Variability and Statistical Power

For my last several posts, I’ve been writing about the problems associated with variability. First, I showed how variability is bad for customers. Next, I showed how variability is generally harder to control than the mean. In this post, I’ll show yet one more way that variability causes problems!

Variability can dramatically reduce your statistical power during hypothesis testing. Statistical power is the probability that a test will detect a difference (or effect) that actually exists.

It’s always a good practice to understand the variability present in your subject matter and how it impacts your ability to draw conclusions. Even when you can't reduce the variability, you can plan accordingly in order to assure that your study has adequate power.

(As a bonus for readers of this blog, this post contains the information necessary to solve the mystery that I will pose in my first post of the new year!)

How Variability Affects Statistical Power

Higher variability reduces your ability to detect statistical significance. But how?
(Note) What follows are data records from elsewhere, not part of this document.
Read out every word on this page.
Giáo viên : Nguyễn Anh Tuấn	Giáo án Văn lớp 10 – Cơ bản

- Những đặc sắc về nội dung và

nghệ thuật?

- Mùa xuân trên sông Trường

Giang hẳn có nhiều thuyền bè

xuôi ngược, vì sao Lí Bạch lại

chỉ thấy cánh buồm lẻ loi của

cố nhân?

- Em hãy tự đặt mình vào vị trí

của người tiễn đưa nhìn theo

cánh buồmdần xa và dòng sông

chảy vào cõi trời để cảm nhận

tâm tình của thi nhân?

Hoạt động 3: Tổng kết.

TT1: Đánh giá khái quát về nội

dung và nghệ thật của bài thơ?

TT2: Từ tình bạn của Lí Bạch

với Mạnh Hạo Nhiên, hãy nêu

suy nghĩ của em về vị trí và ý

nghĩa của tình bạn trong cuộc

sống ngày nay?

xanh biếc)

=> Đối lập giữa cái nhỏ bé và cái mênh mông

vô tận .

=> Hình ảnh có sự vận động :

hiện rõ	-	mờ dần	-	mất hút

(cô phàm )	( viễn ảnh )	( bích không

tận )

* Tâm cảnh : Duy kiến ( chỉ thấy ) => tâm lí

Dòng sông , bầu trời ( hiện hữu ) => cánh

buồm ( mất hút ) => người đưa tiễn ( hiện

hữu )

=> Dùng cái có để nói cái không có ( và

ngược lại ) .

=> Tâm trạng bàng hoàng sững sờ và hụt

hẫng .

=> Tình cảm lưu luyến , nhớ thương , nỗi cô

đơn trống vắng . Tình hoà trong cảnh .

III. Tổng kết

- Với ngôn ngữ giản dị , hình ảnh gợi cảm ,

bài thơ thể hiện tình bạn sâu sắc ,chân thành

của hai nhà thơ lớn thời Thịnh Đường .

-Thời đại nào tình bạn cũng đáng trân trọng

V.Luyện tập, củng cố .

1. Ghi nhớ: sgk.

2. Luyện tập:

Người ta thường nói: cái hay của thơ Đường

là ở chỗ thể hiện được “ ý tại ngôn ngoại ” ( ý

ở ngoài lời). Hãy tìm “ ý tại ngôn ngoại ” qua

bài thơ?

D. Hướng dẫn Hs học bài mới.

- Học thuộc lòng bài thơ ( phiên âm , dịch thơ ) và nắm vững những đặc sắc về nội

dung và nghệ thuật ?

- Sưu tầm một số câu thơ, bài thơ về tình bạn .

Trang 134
The probability distribution plots below illustrate how this works. These three plots represent cases where we would use 2-sample t tests to determine whether the two populations have different means. These plots represent entire populations so we know that the 3 pairs of populations are truly different. However, for statistical analysis, we almost always use samples from the population, which provides a fuzzier picture.

For random samples, increasing the sample size is like increasing the resolution of a picture of the populations. With just a few samples, the picture is so fuzzy that we’d only be able to see differences between the most distinct of populations. However, if we collect a very large sample, the picture becomes sharp enough to determine the difference between even very similar populations.

Each plot below displays two populations that we are studying. For all plots, the two populations have the same two means of 10 and 11, but different standard deviations, so the mean difference between all pairs of populations is always 1.

When the populations in these graphs are less visually distinct, we need higher resolution in our picture (i.e., a larger sample) to detect the difference.

For the high variability group, the 2 populations are virtually indistinguishable. It’s going to take a fairly high resolution to see this difference.

High variability populations

For the medium group, we can start to see the populations separating:

Medium variability population

Finally, with low variability, there are two pretty distinct populations. We’d be able to see this difference even with a fairly low resolution.

Low variability populations

Power and Sample Size

The graphs are visual representations but we can quantify how difficult it is to detect these differences with Minitab’s power and sample size calculations. To do this, we’ll look at the Power and Sample Size for 2-sample t. Normally, we’d enter estimates about the population because you almost never know the true population values (parameters in statistical parlance). However, we’re setting up these populations so we know the true values in this case.

So, for the high-variability population we’ll fill in the dialog box like this. To follow along in Minitab, go to: Stat > Power and Sample Size > 2-sample t.

Power and sample size for 2-sample t with the high variability populations

We leave the sample size field empty because we want Minitab to calculate this value. The difference and standard deviation fields are based on the populations that we set up. The power value is the likelihood that the test will detect the difference when one truly exists. 80% (0.8) is a fairly standard value but it varies by discipline, as we shall see. We get the following output:

Minitab's output for power and sample size for 2-sample t

The Minitab output shows us that we’d need 143 samples for each of the two groups (286 total) to have an 80% chance of detecting the difference between the 2 high variability populations. That’s quite a few samples, which costs money! Let’s see what happens when we look at the populations that have less variability. Repeating what we did above, Minitab shows that you need:

High variability: 286 total
Medium variability: 74 total
Low variability: 12 total

As you can see, the sample size that you need to have an 80% chance of detecting the same difference between the means drops dramatically with less variability.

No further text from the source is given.